The last bit about the so;ar cell panel makes sense. The one I have driving a pump for a waterwheel in the garden is 5 W. Would be easy fo install too. Stirling engines might not deliver enough power but there are some very interesting working models. The answers to our future are out there, and thanks Geoff
About 26 years ago, a proposal with 6 pages of topograohic detail was prepared for the SA Government to bring water by canal and pipeline from Lake Argyle to Burke, a delivery site chosen because most of the the infrastructure for the greatest benefit is downstream from Wentworth. Part of my 60's-70's life was developing the Ramco Heights Irrigation Area at Waikerie. My task for the Argyle Project was to calculate earth volume from the topo, others the infrastructure etc as a practical idea. I made a trip to Yuma in the US and examined the specifications of the canal from Great Boulder for citrus and "truck" farms but I have no idea now where the paperwork might be. I think that the cost of an engineering survey was estimated at $7.2 million to take 2 years. Since then, I have conducted a risk survey for the privatisation of the East Sector of the Metro Manila Water District in the Philippines, an area serving about 5 million residents involving a mountain tunnel ,open channels,pipelines system from the Agno River to La Mesa Dam, a distance of more than 160 Ks. Flynn knew the terrain from the air better than anyone in his time and lakes were figured into the path of the survey I refer to. Just shows , one should never throw anything out, and again, the answers are out there somewhere.
Google for "Solar House" the owners have a website for a day by day progress for a big home at Maine in the US and all of the specification and records from about 12 years ago. Fascinating to have someone iron out the bugs and put them on the web.
I saw a good doco on hydrogen fuel cells and now with the new Australian designed catalyst that you place in water under sunlight to seperate the Hydrogen and Oxygen, it is even closer to commercial standard.
Also on Electric cars well designed ones outpreform ANY internal combustion engine ones.
With no gear box and minimal moving parts they go.
And with the new tech in batteries... well, goodbye petrol monopoly.
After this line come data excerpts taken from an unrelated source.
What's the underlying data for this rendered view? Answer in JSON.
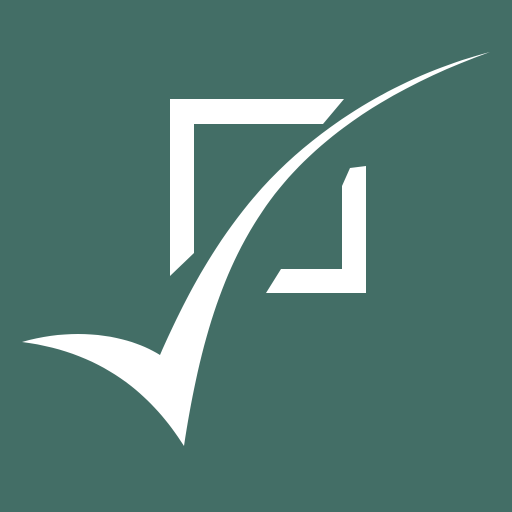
{
  "logo": {
    "icon": "checkbox-checkmark-icon",
    "colors": {
      "background": "#436e66",
      "foreground": "#ffffff"
    }
  }
}
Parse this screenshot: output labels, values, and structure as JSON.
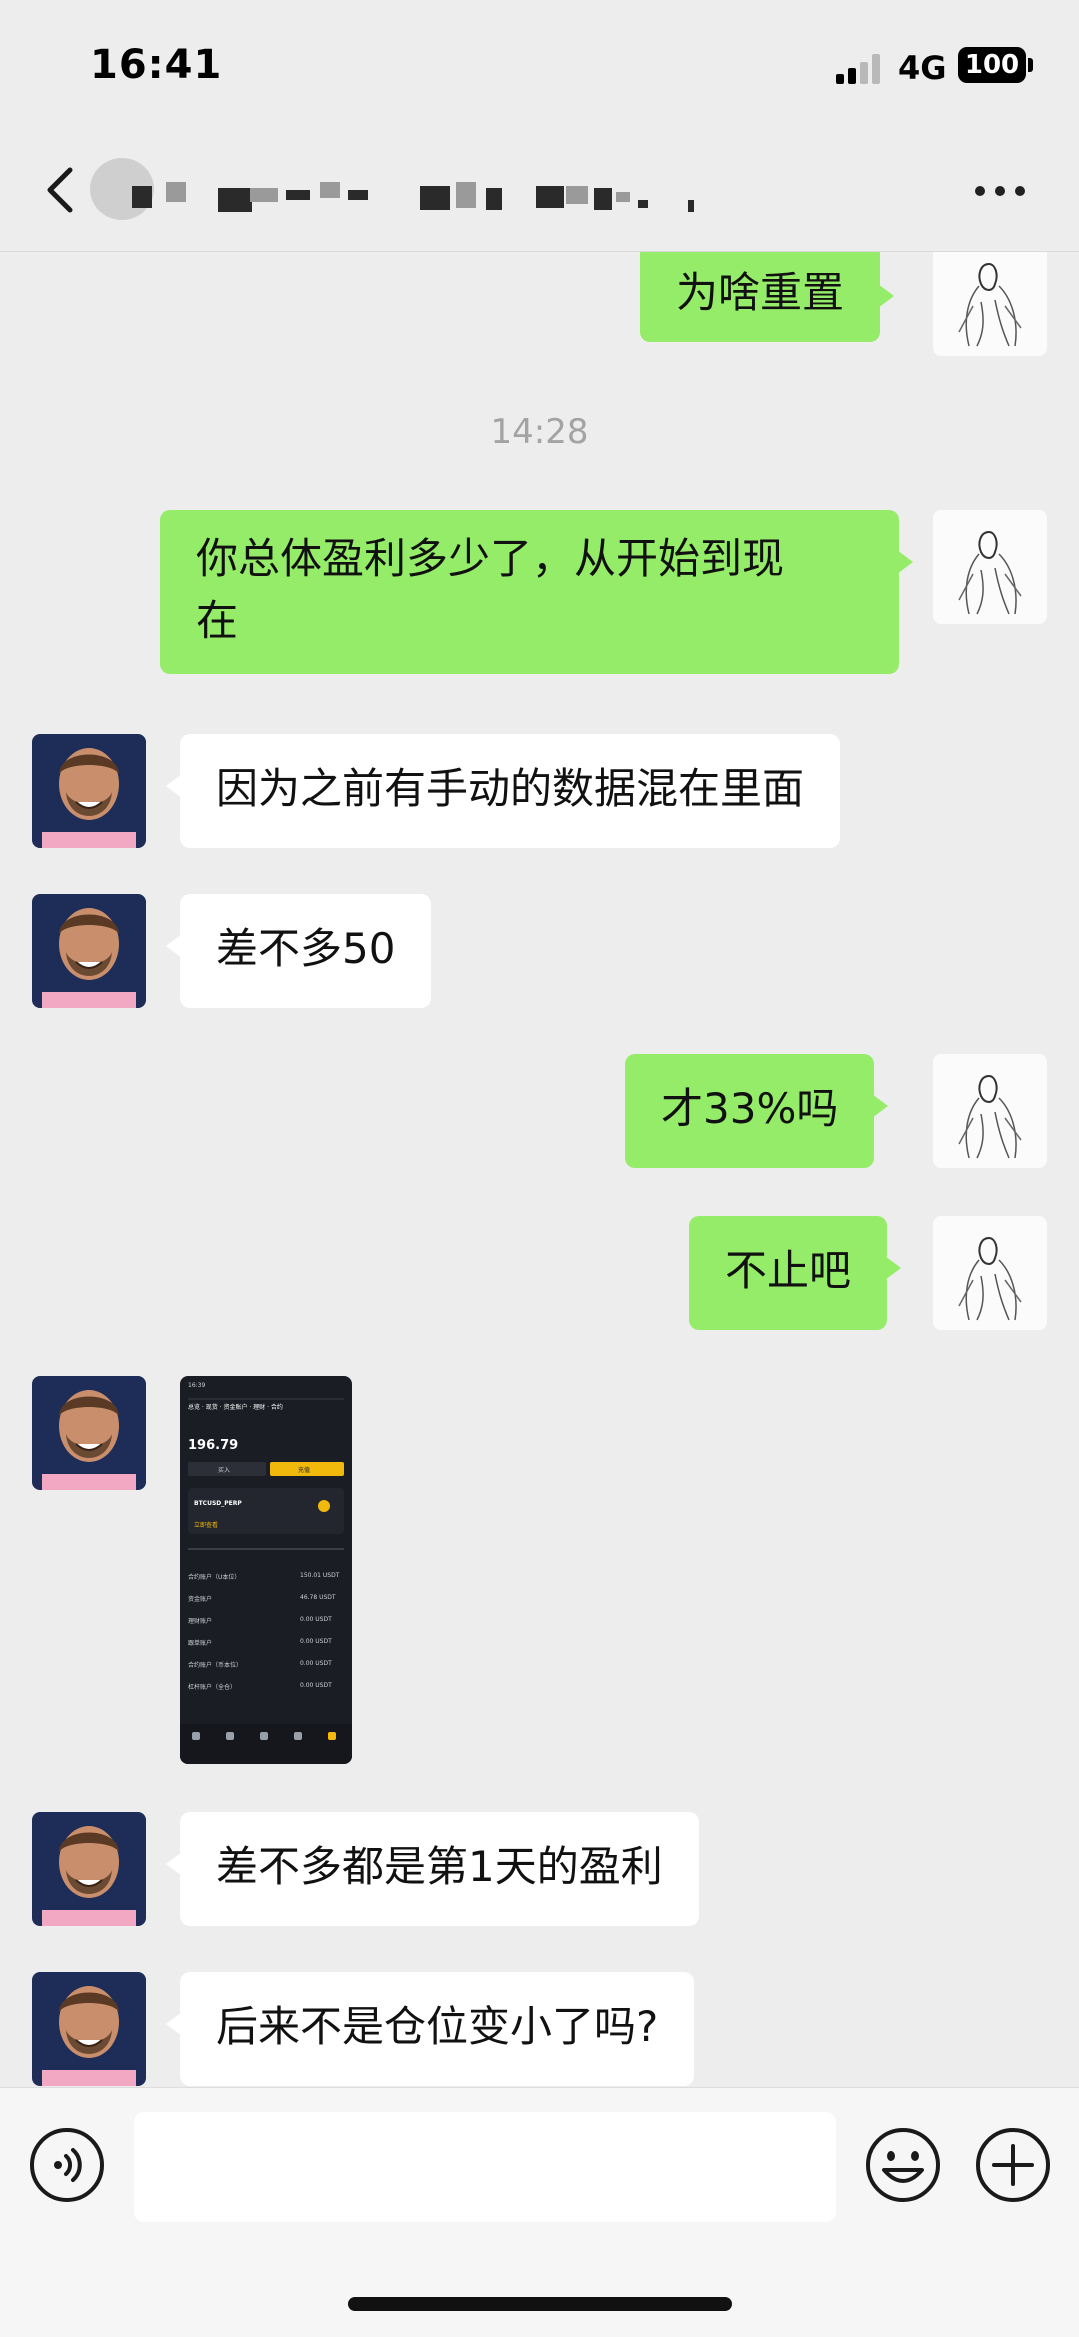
{
  "status_bar": {
    "time": "16:41",
    "network": "4G",
    "battery": "100"
  },
  "header": {
    "title": "",
    "back_icon": "chevron-left-icon",
    "more_icon": "more-horizontal-icon"
  },
  "chat": {
    "messages": [
      {
        "side": "out",
        "type": "text",
        "text": "为啥重置"
      },
      {
        "type": "time",
        "text": "14:28"
      },
      {
        "side": "out",
        "type": "text",
        "text": "你总体盈利多少了，从开始到现\n在"
      },
      {
        "side": "in",
        "type": "text",
        "text": "因为之前有手动的数据混在里面"
      },
      {
        "side": "in",
        "type": "text",
        "text": "差不多50"
      },
      {
        "side": "out",
        "type": "text",
        "text": "才33%吗"
      },
      {
        "side": "out",
        "type": "text",
        "text": "不止吧"
      },
      {
        "side": "in",
        "type": "image",
        "text": ""
      },
      {
        "side": "in",
        "type": "text",
        "text": "差不多都是第1天的盈利"
      },
      {
        "side": "in",
        "type": "text",
        "text": "后来不是仓位变小了吗?"
      }
    ],
    "image_preview": {
      "balance": "196.79",
      "buy_label": "买入",
      "deposit_label": "充值",
      "symbol": "BTCUSD_PERP",
      "rows": [
        {
          "label": "合约账户（U本位）",
          "value": "150.01 USDT"
        },
        {
          "label": "资金账户",
          "value": "46.78 USDT"
        },
        {
          "label": "理财账户",
          "value": "0.00 USDT"
        },
        {
          "label": "跟单账户",
          "value": "0.00 USDT"
        },
        {
          "label": "合约账户（币本位）",
          "value": "0.00 USDT"
        },
        {
          "label": "杠杆账户（全仓）",
          "value": "0.00 USDT"
        }
      ]
    }
  },
  "input_bar": {
    "placeholder": "",
    "voice_icon": "voice-icon",
    "emoji_icon": "emoji-icon",
    "plus_icon": "plus-icon"
  },
  "colors": {
    "background": "#ededed",
    "outgoing_bubble": "#95ec69",
    "incoming_bubble": "#ffffff",
    "timestamp": "#a3a3a3"
  }
}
And Fusion was generating more power than was required to initiate it back in 1993 when I was studying Physics at high school.
It should have moved forward since then.
Geoff, I believe that people when talking of intermittent sources of power generation that they should mention if they consider it for base load or not. If for base load, they should explain what is to be used to fill in when the intermittent source is unavailable, wind not in the correct range, sun set or behind a cloud, sea calm, slack tide etc. Otherwise, it is just pie in the sky and is no more than hot air. Also economics of the method should be considered. For interest sake, if the intermittent source is only 30% efficient, that is over along period you can only expect to realise an average of 30% of rated power, then you need to generate least 3.3 times as much power as the load requires and store extra for when the conditions do not permit generating enough to power the load. Also the cost of large scale storage of power must be included, found, created and paid for. I have not heard of any economical means of large scale storage of power. There was a study done on using solar generation with hydro storage, two storage dams with one 150 M higher and it worked out at 25 times coal fired electricity per unit of electricity generated for a specific load. Would you be happy to pay that for your power ?
What use would intermittent power be without a back up system to fill in when the intermittent source fails ? Would you be happy with no power under such conditions ? I wouldn't.